Corneal degenerations typically feature the deposition of material, thinning of tissue, and neovascularization. Primary lipid keratopathy (LK) is infrequent and occurs spontaneously as stromal deposits of cholesterol and phospholipids. Primary LK is not associated with elevated serum lipids levels.
The secondary form is associated with previous ocular injury or pathology.
Unlike the primary form, secondary LK is far more common and is characteristically associated with corneal neovascularization. This article focus mainly on the primary form of this entity.
ICD-10: H18.49 - Other corneal degeneration.
LK is a term applied to conditions where lipid degeneration of the cornea occurs. There are only a few cases of primary LK published to date.
LK is supposedly a degenerative disorder with a non-hereditary pattern of occurrence. The accumulation of lipids may result from excessive production, impaired lipid metabolization or both mechanisms.
Corneal lipid deposition may occur secondary to systemic disorders of lipid metabolism (Fish-eye disease, Tangier disease or familial lipoprotein deficiencies). The secondary form is also associated with previous ocular diseases or injury. Herpetic corneal infections are the most frequent pathologies underlying secondary LK. Although rare, it has been reported following corneal edema, as in hydrops or surgical trauma, such as Intacs implantation.
Histological evaluation shows that the keratopathy material consists of intra- and extracellular lipids. Histochemical staining (Oil red 0 and Sudan black B) indicate deposits of neutral fats and phospholipids.
Diagnosis of primary lipid degeneration is based on the presence of lipid deposits in the cornea with no prior vascularization, traumatic or inflammatory change.
Primary LK may be peripheral, central, or diffuse. The disease is usually bilateral, and the central lipid, often with cholesterol crystals, may severely decrease visual acuity. Secondary LK features are dependent on the underlying cause but frequently one can find a characteristic dense yellow-white infiltrate associated with the presence of an adjacent corneal blood vessel.
Patients complaint of progressive reduction of visual acuity due to opacification of the cornea.

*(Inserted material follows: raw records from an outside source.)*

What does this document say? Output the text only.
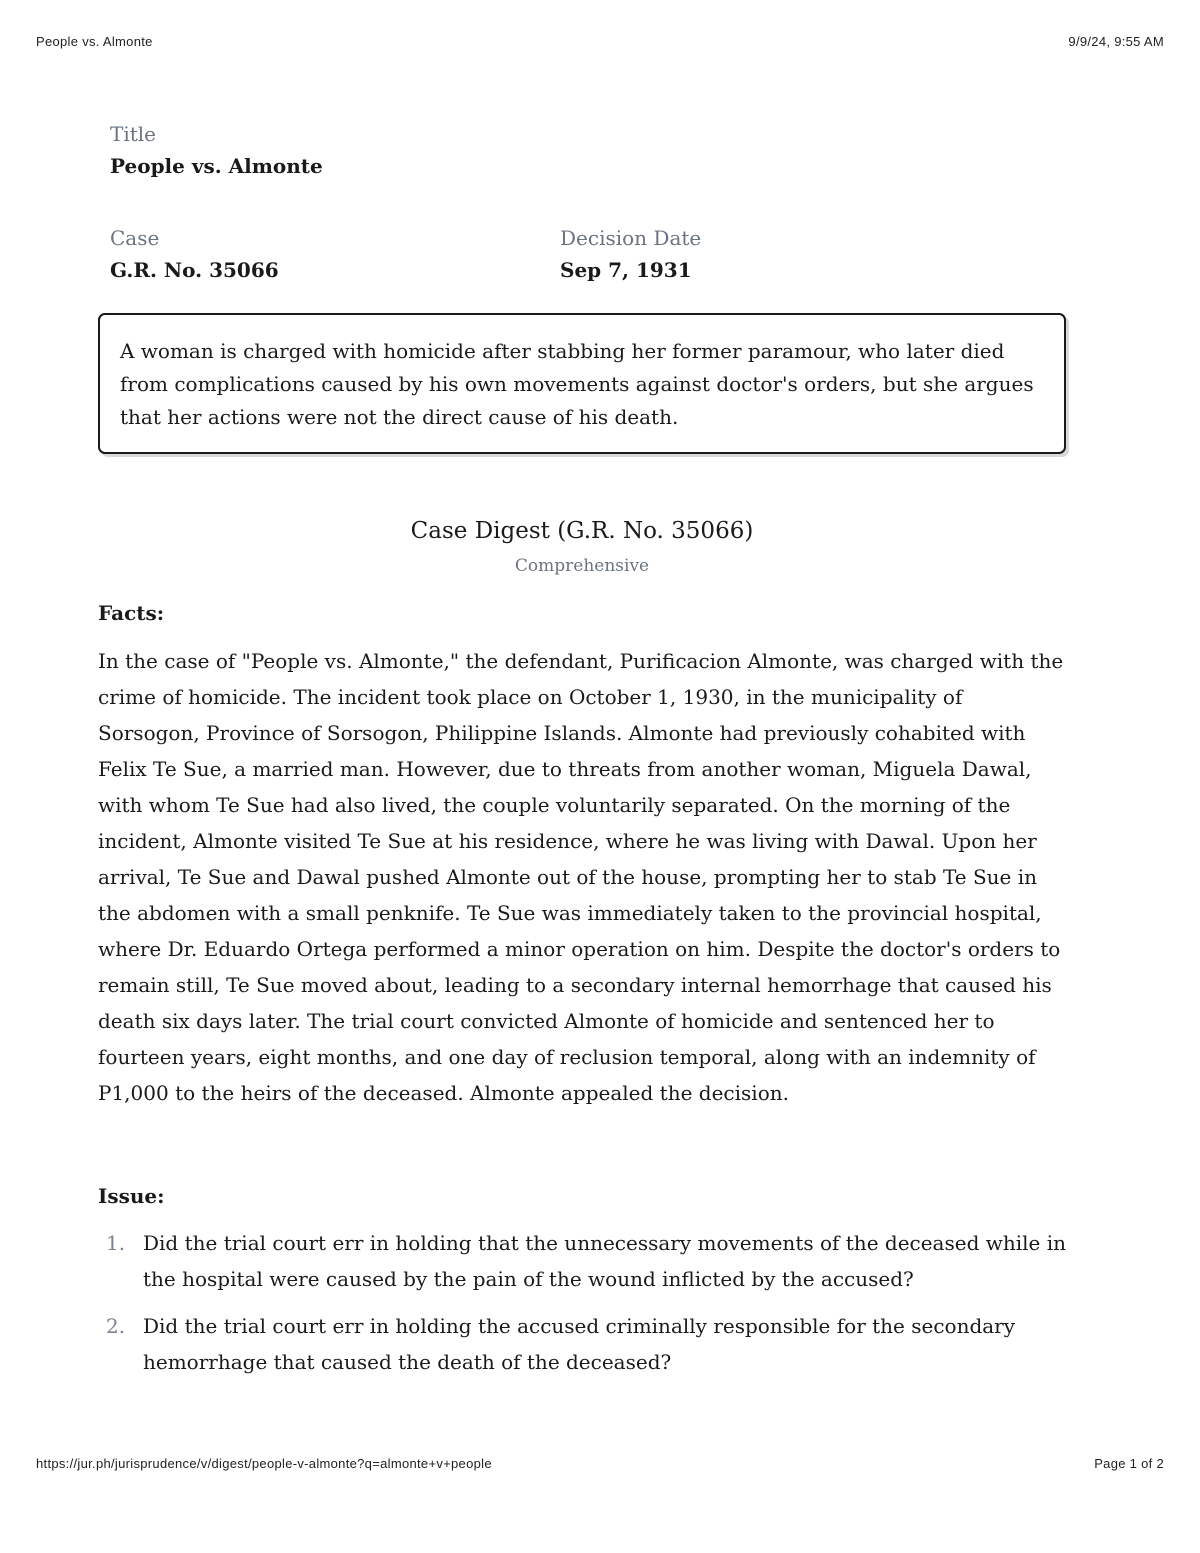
People vs. Almonte	9/9/24, 9:55 AM
Title
People vs. Almonte
Case
G.R. No. 35066
Decision Date
Sep 7, 1931
A woman is charged with homicide after stabbing her former paramour, who later died from complications caused by his own movements against doctor's orders, but she argues that her actions were not the direct cause of his death.
Case Digest (G.R. No. 35066)
Comprehensive
Facts:
In the case of "People vs. Almonte," the defendant, Purificacion Almonte, was charged with the crime of homicide. The incident took place on October 1, 1930, in the municipality of Sorsogon, Province of Sorsogon, Philippine Islands. Almonte had previously cohabited with Felix Te Sue, a married man. However, due to threats from another woman, Miguela Dawal, with whom Te Sue had also lived, the couple voluntarily separated. On the morning of the incident, Almonte visited Te Sue at his residence, where he was living with Dawal. Upon her arrival, Te Sue and Dawal pushed Almonte out of the house, prompting her to stab Te Sue in the abdomen with a small penknife. Te Sue was immediately taken to the provincial hospital, where Dr. Eduardo Ortega performed a minor operation on him. Despite the doctor's orders to remain still, Te Sue moved about, leading to a secondary internal hemorrhage that caused his death six days later. The trial court convicted Almonte of homicide and sentenced her to fourteen years, eight months, and one day of reclusion temporal, along with an indemnity of P1,000 to the heirs of the deceased. Almonte appealed the decision.
Issue:
1. Did the trial court err in holding that the unnecessary movements of the deceased while in the hospital were caused by the pain of the wound inflicted by the accused?
2. Did the trial court err in holding the accused criminally responsible for the secondary hemorrhage that caused the death of the deceased?
https://jur.ph/jurisprudence/v/digest/people-v-almonte?q=almonte+v+people	Page 1 of 2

The differential diagnosis should include corneal arcus. KP is frequently denser than arcus and may appear as a circular deposit adjacent to blood vessels. Schnyder corneal dystrophy and other corneal diseases with deposits such as cystinosis, tyrosinemia, hyperuricemia, multiple myeloma, monoclonal gammopathy and infectious crystalline keratopathy should also be considered. Depositions from drugs such as gold, chlorpromazine, chloroquine, and clofazimine might also result in corneal deposition.
In secondary LK treatment, should focus on the underlying disease. Abnormal vascularization may be eliminated by argon laser photocoagulation or needle point cautery to induce the absorption of the lipids through the destruction of the feeder vessels. Intrastromal anti-VEGF agents may be an effective therapeutic option for the management of corneal neovascularization.
Although primary LK is extremely rare, penetrating keratoplasty is the preferred approach. Graft outcomes appear to be favorable, possibly because of lack of neovascularization. In secondary LK, corneal grafting remains an option, but it needs a relative quiescence, and the clinical outcome is rather poor because of the corneal thinning, hypoesthesia, and sustained vascularization.